He suggested: “The universities should focus more on oral history and strengthen its structures; because there is a lot of work to be done in this method of historiography. We are still at the beginning and talking about the past experience is soon. Now, everyone is enthusiastic to know, even me! If we want to reach to a better future in oral history, we should expand it to collect new information.”
________________________
 1 - Astan Quds Razavi (Persian: Āstāne Qodse Razawi) (also known as Astan-e-Qods) is an autonomous charitable foundation in Mashhad Iran. It is the administrative organization which manage Imam Reza shrine and institutions belonged to this organization.
2 - Khaf County is a county in Razavi Khorasan Province in Iran. The capital of the county is Khaf. It is a small border town about 350 km (or 265 km?) from Mashhad. The historical city of Zozan is located close to Khaf and is registered in world heritage site by UNESCO.
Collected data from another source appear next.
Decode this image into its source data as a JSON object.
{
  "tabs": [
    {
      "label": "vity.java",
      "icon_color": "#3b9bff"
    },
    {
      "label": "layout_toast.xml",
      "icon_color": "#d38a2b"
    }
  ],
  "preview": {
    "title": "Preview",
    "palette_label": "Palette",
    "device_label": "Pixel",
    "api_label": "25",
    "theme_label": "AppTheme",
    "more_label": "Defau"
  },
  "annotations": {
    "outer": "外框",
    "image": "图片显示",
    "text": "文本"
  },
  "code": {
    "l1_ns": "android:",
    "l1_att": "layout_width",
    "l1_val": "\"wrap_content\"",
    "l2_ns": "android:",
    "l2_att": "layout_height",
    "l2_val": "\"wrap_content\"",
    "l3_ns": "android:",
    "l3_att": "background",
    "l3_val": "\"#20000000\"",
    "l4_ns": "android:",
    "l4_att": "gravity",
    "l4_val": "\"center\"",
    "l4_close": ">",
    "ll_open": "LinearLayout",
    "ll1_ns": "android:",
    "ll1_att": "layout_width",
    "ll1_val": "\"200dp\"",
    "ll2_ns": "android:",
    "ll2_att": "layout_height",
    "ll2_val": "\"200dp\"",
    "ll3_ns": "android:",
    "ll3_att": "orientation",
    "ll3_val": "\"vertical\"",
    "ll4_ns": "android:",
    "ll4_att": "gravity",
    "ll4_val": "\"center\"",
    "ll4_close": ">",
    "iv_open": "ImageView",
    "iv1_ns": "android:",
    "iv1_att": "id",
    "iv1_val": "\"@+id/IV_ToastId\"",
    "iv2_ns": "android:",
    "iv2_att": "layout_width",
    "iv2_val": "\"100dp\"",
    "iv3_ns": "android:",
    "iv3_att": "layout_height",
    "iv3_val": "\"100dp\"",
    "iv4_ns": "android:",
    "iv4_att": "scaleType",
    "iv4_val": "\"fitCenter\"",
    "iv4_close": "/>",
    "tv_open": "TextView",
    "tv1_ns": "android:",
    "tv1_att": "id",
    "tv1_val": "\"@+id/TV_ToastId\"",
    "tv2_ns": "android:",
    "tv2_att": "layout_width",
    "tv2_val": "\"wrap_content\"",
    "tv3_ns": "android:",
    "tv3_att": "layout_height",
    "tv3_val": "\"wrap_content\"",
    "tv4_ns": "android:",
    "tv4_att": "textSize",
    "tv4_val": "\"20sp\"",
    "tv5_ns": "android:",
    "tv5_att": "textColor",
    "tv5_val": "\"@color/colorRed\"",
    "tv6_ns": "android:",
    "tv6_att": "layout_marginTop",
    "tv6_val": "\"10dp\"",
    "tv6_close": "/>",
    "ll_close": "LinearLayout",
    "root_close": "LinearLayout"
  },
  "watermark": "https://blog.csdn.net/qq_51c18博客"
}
3 - Qādirīyah, probably the oldest of the Muslim mystic (Ṣūfī) orders, founded by the Ḥanbalī theologian Abd al-Qādir al-Jīlānī (1078–1166) in Baghdad. Al-Jīlānī may have intended the few rituals he prescribed to extend only to his small circle of followers, but his sons broadened this community into an order and encouraged its spread into North Africa, Central Asia, and India. The order, which stresses philanthropy, humility, piety, and moderation, is loosely organized, allowing each regional community to develop its own ritual prayers (dhikrs).